Die Wilhelma ist eine einmalige Kombination aus Zoo, botanischem Garten und historischem Park, vor allem mit Kindern macht der Besuch Spaß. 8000 Tiere leben hier inmitten eines ehemaligen Königsgartens. Allein beim Gorillakindergarten kann man Stunden verbringen. www.wilhelma.de

2 Stäffelestouren

In Stuttgart gibt es mehr als 400 Treppen („Stäffele“). Zu Beginn des 19. Jahrhunderts waren sie notwendig, um die Weingärten zu kultivieren. Heute kann man sogenannte Stäffelestouren buchen. Oben angekommen hat man einen imposanten Ausblick auf den Stuttgarter Talkessel. Eine Tour dauert etwa zwei­einhalb Stunden und kostet 19 Euro pro Person. www.stuttgarter-staeffelestour.de

3 Hans-im-Glück-Brunnen

Wenn wir am Wochenende ausgehen wollen, zieht es uns zum Hans-im-Glück-Brunnen in der Geißstraße. Dort geht es eher gemütlich statt laut zu. Dieses Viertel in der Altstadt ist der Ausgehtipp schlechthin: Man findet Bars, Restaurants und Studentenkneipen Haus an Haus, im Sommer sind die Gassen voller Leben und guter Stimmung.

4 Milaneo Shoppingcenter

Zugegeben, viele Städte haben ein Shoppingcenter. Doch für uns Stuttgarter ist das Milaneo mehr als eine überdachte Einkaufsmeile. Hier findet man neben originellen Läden nette Cafés und gute Restaurants. Vom Hauptbahnhof sind es nur wenige Minuten zu Fuß. Hier treffen wir uns gerne nach Feierabend auf ein Bier. www.milaneo.com

5 Mercedes-Benz-Museum

Das zu Recht meistbesuchte Museum Stuttgarts ist das Mercedes-Benz-Museum.
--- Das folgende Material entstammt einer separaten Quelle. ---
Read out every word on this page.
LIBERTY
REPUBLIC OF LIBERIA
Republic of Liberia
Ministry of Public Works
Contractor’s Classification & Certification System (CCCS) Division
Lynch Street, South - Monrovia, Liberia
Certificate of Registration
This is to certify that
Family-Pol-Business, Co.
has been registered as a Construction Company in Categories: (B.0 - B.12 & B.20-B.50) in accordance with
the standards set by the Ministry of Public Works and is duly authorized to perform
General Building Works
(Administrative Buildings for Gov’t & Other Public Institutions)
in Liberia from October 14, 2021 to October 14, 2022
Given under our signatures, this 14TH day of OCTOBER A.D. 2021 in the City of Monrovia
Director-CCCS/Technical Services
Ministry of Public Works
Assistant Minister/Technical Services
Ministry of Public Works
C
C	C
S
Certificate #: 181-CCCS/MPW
In diesem spektakulären Gebäude werden Besucher durch 130 Jahre Automobilgeschichte geführt: vom ersten Auto der Welt bis zu futuristischen Modellen. Das Museum empfehlen wir auch Leuten, denen Autos sonst eher egal sind. www.mercedes-benz-classic.com/museum

6 Birkenkopf

Wer Stuttgart von oben sehen möchte, fährt meistens auf den Fernsehturm. Es gibt aber auch eine kostenlose Alternative: den 511 Meter hohen Birkenkopf. Der Berg wurde um 1955 mit Trümmerschutt aus dem Zweiten Weltkrieg um 40 Meter erhöht. Deshalb wird er von den Stuttgartern auch „Monte Scherbelino“ genannt. Heute ist der Berg Aussichtspunkt und Mahnmal zugleich.